Venezuela: des licences de pétroliers révoquées par Washington

Le Venezuela a annoncé dimanche soir que les Etats-Unis ont révoqué les licences "des entreprises transnationales de pétrole et gaz" qui avaient obtenu le droit d'avoir des activités dans le pays malgré les sanctions destinées à évincer le président Nicolas Maduro du pouvoir, ce qu'a confirmé lundi le pétrolier français Maurel & Prom.
Loin d'être une surprise, cette mesure de Donald Trump confirme que le nouveau président américain cherche à asphyxier économiquement le Venezuela et faire tomber M. Maduro.
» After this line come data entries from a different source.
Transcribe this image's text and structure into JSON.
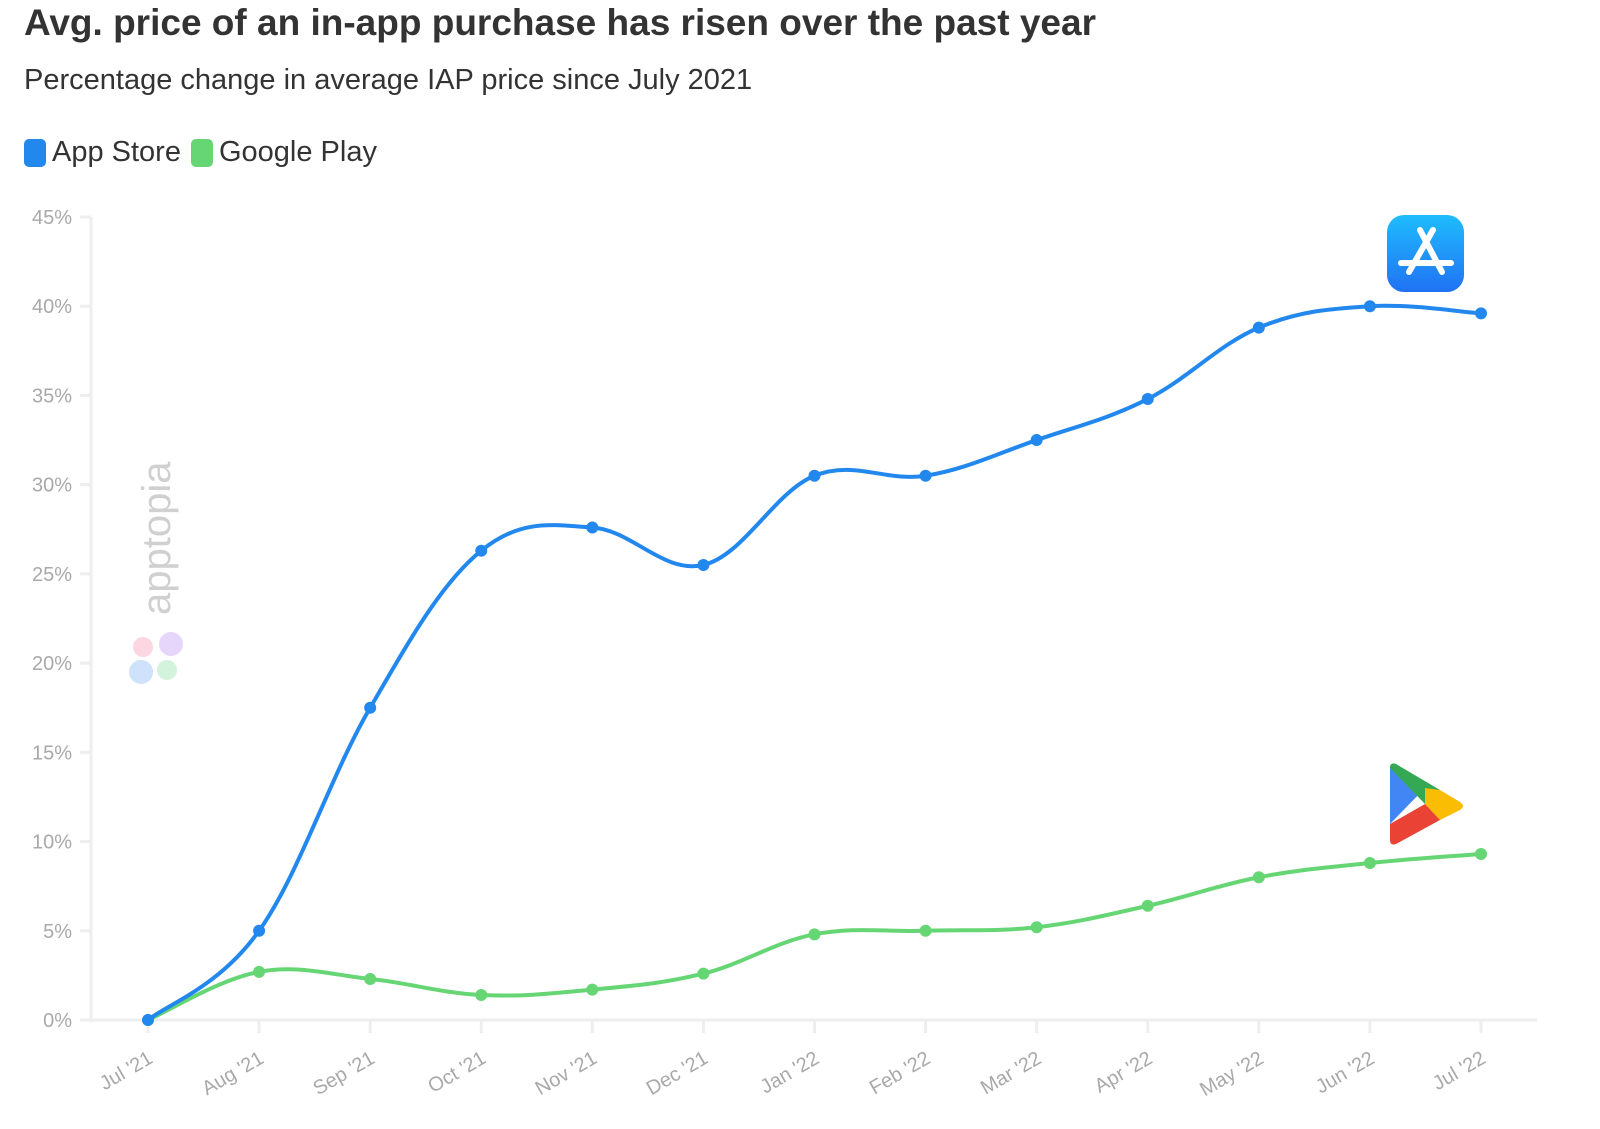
{
  "chart_data": {
    "type": "line",
    "title": "Avg. price of an in-app purchase has risen over the past year",
    "subtitle": "Percentage change in average IAP price since July 2021",
    "categories": [
      "Jul '21",
      "Aug '21",
      "Sep '21",
      "Oct '21",
      "Nov '21",
      "Dec '21",
      "Jan '22",
      "Feb '22",
      "Mar '22",
      "Apr '22",
      "May '22",
      "Jun '22",
      "Jul '22"
    ],
    "series": [
      {
        "name": "App Store",
        "color": "#2288ee",
        "values": [
          0,
          5.0,
          17.5,
          26.3,
          27.6,
          25.5,
          30.5,
          30.5,
          32.5,
          34.8,
          38.8,
          40.0,
          39.6
        ]
      },
      {
        "name": "Google Play",
        "color": "#66d674",
        "values": [
          0,
          2.7,
          2.3,
          1.4,
          1.7,
          2.6,
          4.8,
          5.0,
          5.2,
          6.4,
          8.0,
          8.8,
          9.3
        ]
      }
    ],
    "ylim": [
      0,
      45
    ],
    "yticks": [
      "0%",
      "5%",
      "10%",
      "15%",
      "20%",
      "25%",
      "30%",
      "35%",
      "40%",
      "45%"
    ],
    "grid": false,
    "legend_position": "top-left",
    "watermark": "apptopia",
    "icons": [
      "app-store-icon",
      "google-play-icon"
    ]
  }
}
En outre, M. Trump menace tout pays acheteur de pétrole vénézuélien d'une augmentation de 25% des droits de douane pour toutes ses marchandises exportées vers les Etats-Unis.
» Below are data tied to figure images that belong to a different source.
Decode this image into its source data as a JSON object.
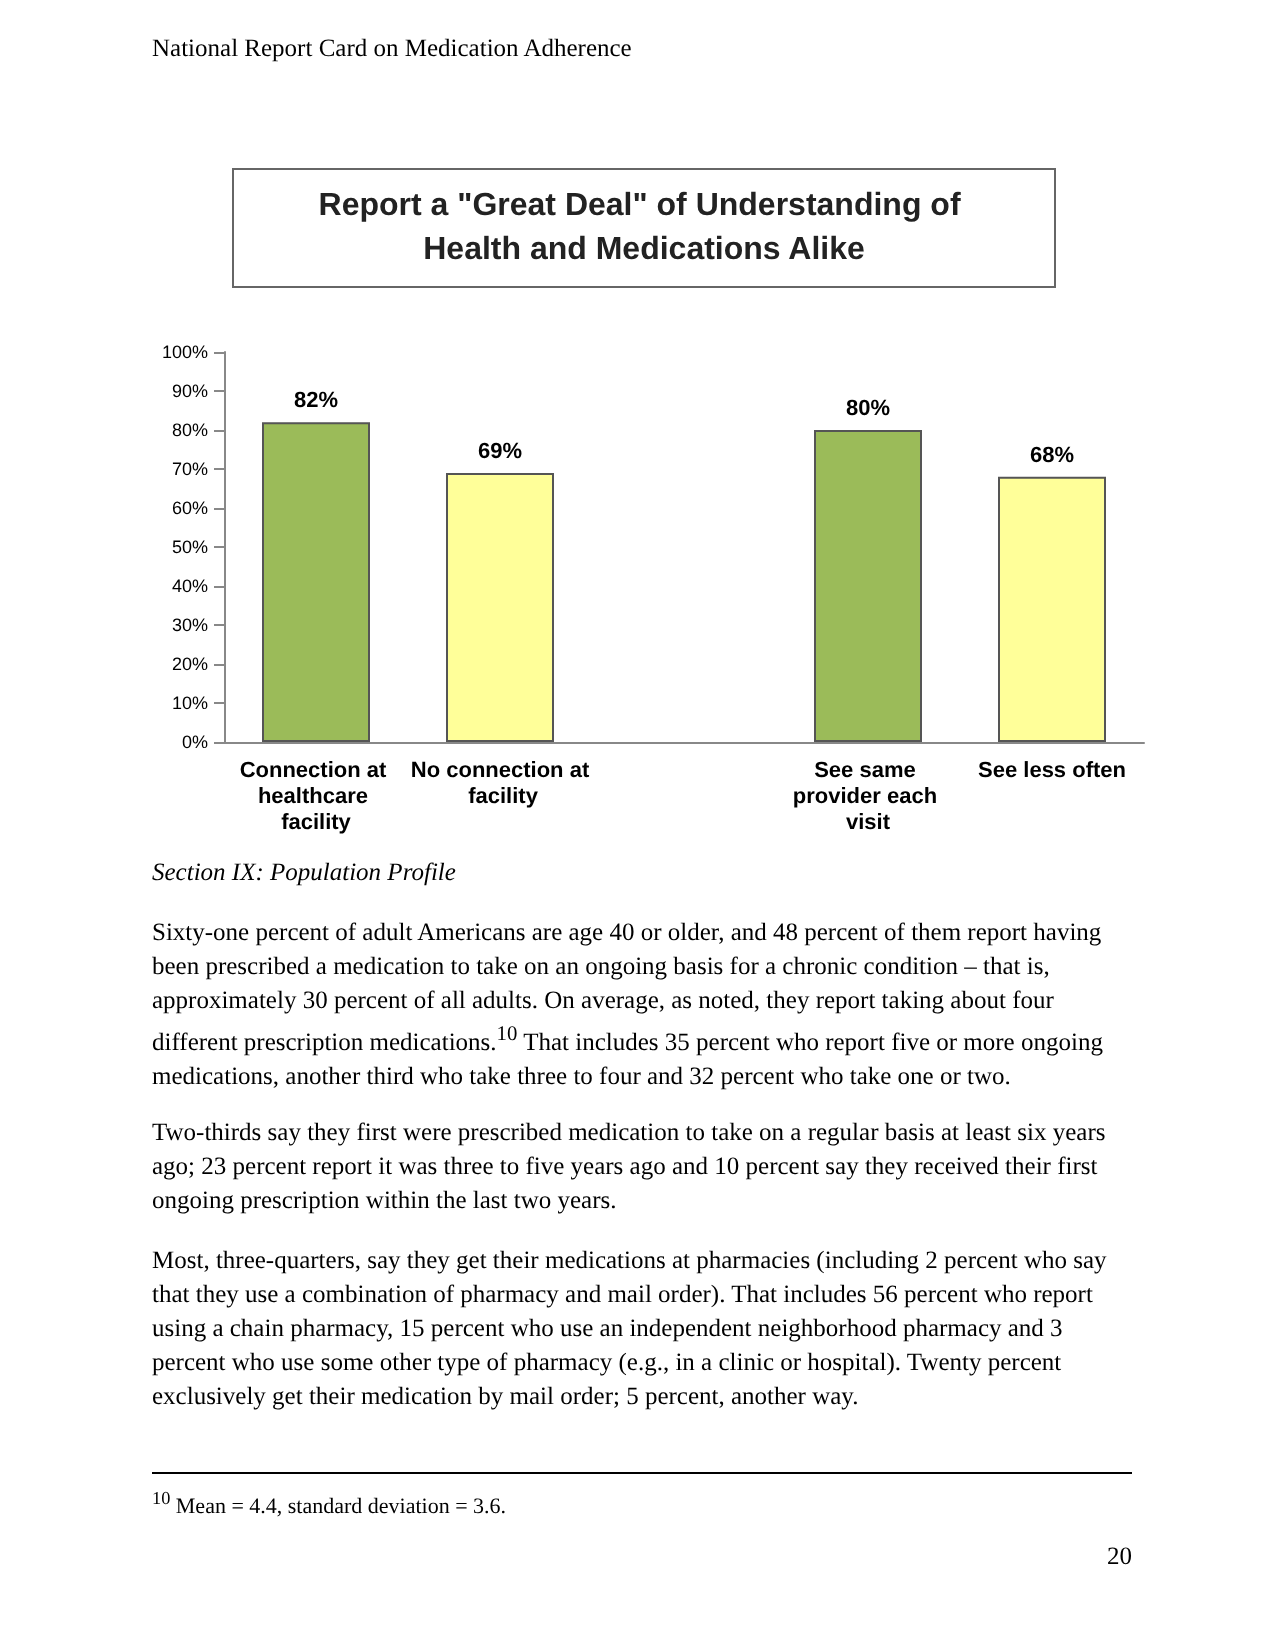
{
  "chart_data": {
    "type": "bar",
    "title": "Report a \"Great Deal\" of Understanding of Health and Medications Alike",
    "categories": [
      "Connection at healthcare facility",
      "No connection at facility",
      null,
      "See same provider each visit",
      "See less often"
    ],
    "values": [
      82,
      69,
      null,
      80,
      68
    ],
    "colors": [
      "#9bbb59",
      "#ffff99",
      null,
      "#9bbb59",
      "#ffff99"
    ],
    "value_labels": [
      "82%",
      "69%",
      null,
      "80%",
      "68%"
    ],
    "ylim": [
      0,
      100
    ],
    "yticks": [
      {
        "value": 0,
        "label": "0%"
      },
      {
        "value": 10,
        "label": "10%"
      },
      {
        "value": 20,
        "label": "20%"
      },
      {
        "value": 30,
        "label": "30%"
      },
      {
        "value": 40,
        "label": "40%"
      },
      {
        "value": 50,
        "label": "50%"
      },
      {
        "value": 60,
        "label": "60%"
      },
      {
        "value": 70,
        "label": "70%"
      },
      {
        "value": 80,
        "label": "80%"
      },
      {
        "value": 90,
        "label": "90%"
      },
      {
        "value": 100,
        "label": "100%"
      }
    ],
    "grid": false,
    "annotations": [
      "National Report Card on Medication Adherence",
      "Section IX: Population Profile",
      "Sixty-one percent of adult Americans are age 40 or older, and 48 percent of them report having been prescribed a medication to take on an ongoing basis for a chronic condition – that is, approximately 30 percent of all adults. On average, as noted, they report taking about four different prescription medications.$^{10}$ That includes 35 percent who report five or more ongoing medications, another third who take three to four and 32 percent who take one or two.",
      "Two-thirds say they first were prescribed medication to take on a regular basis at least six years ago; 23 percent report it was three to five years ago and 10 percent say they received their first ongoing prescription within the last two years.",
      "Most, three-quarters, say they get their medications at pharmacies (including 2 percent who say that they use a combination of pharmacy and mail order). That includes 56 percent who report using a chain pharmacy, 15 percent who use an independent neighborhood pharmacy and 3 percent who use some other type of pharmacy (e.g., in a clinic or hospital). Twenty percent exclusively get their medication by mail order; 5 percent, another way.",
      "$^{10}$ Mean = 4.4, standard deviation = 3.6.",
      "20"
    ]
  }
}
Caracas n'a pas cité les entreprises visées, mais le pétrolier français Maurel & Prom a confirmé lundi que les Etats-Unis avaient révoqué sa licence obtenue en mai 2024.
Le groupe a spécifié avoir obtenu "une licence de transition" l'autorisant "à effectuer les transactions nécessaires à la conclusion des opérations précédemment couvertes par la licence désormais révoquée", jusqu'au 27 mai.
L'américain Chevron avait déjà vu sa licence révoquée fin février. Les experts s'attendent à ce que l'espagnol Repsol soit également concerné.
Le Wall Street Journal a pour sa part rapporté samedi que Washington a ordonné à Global Oil Terminals, du magnat Harry Sargeant III, de cesser ses opérations au Venezuela.
- "Préparés" -
L'italien Eni, qui produit du gaz, et l'indien Reliance Industries devraient aussi être concernés par les révocations de licences américaines.
Chevron produit quelque 220.000 barils par jour, Repsol environ 65.000 et Maurel & Prom environ 20.000, selon des experts.
"Je tiens à informer que nous avons maintenu une communication fluide avec les entreprises transnationales de pétrole et de gaz ayant des activités dans le pays, et qu'elles ont été informées, ces dernières heures, par le gouvernement des Etats-Unis, de la révocation de leurs licences", a écrit la vice-présidente Delcy Rodriguez dans un communiqué sur les réseaux sociaux.
"Nous étions préparés à cette conjoncture et nous sommes prêts à continuer à honorer les contrats avec ces entreprises, dans le cadre de la Constitution de la République et des lois vénézuéliennes. Comme nous l'avons toujours soutenu, les entreprises internationales n'ont pas besoin de licence ni d'autorisation de la part de quelque gouvernement étranger", a-t-elle précisé.
Toutefois, les entreprises qui enfreindraient l'embargo et les directives américaines se verraient sanctionner par Washington.
Le président Donald Trump a révoqué fin février la licence du pétrolier Chevron. Octroyée par le précédent président Joe Biden, elle permettait à l'entreprise de travailler dans le pays malgré les sanctions. Dans le sillage de Chevron, d'autres avaient bénéficié de licences.
M. Trump, qui avait initialement donné à Chevron jusqu'au 3 avril pour clore ses opérations, a prolongé la limite d'exploitation jusqu'au 27 mai.
L'administration américaine ne reconnaît pas la réélection du président Maduro en juillet 2024, alors que l'opposition qui crie à la fraude revendique la victoire.
- Spectre d'une nouvelle crise -
Le Venezuela dispose des plus grandes réserves pétrolières de la planète. Mais sa production, après avoir atteint un record de 3,5 millions de barils par jour au début des années 2000, avoisine aujourd'hui le million en raison d'une mauvaise gestion, de la corruption ainsi que des sanctions américaines de 2019.
Le pays a vu son PIB fondre de 80% en huit années consécutives de récession, entre 2014 et 2021, à cause notamment de la forte baisse des prix du pétrole et de sa production, tombée à un plus bas historique de 300.000 barils/jour avant de remonter.
Environ huit millions de Vénézuéliens ont fui leur pays en raison de la crise économique et politique.
Le spectre d'une nouvelle crise, avec pénurie et hyperinflation, refait son apparition. Le dollar au marché noir s'est envolé par rapport au dollar officiel ces derniers jours.
"Chevron est l'un des principaux fournisseurs de devises dans le secteur bancaire", soulignait récemment auprès de l'AFP le consultant César Aristimuño, ajoutant que le départ du géant américain "a immédiatement suscité une grande inquiétude au Venezuela".
Ceux d'autres multinationales vont priver un peu plus Caracas de recettes et de devises.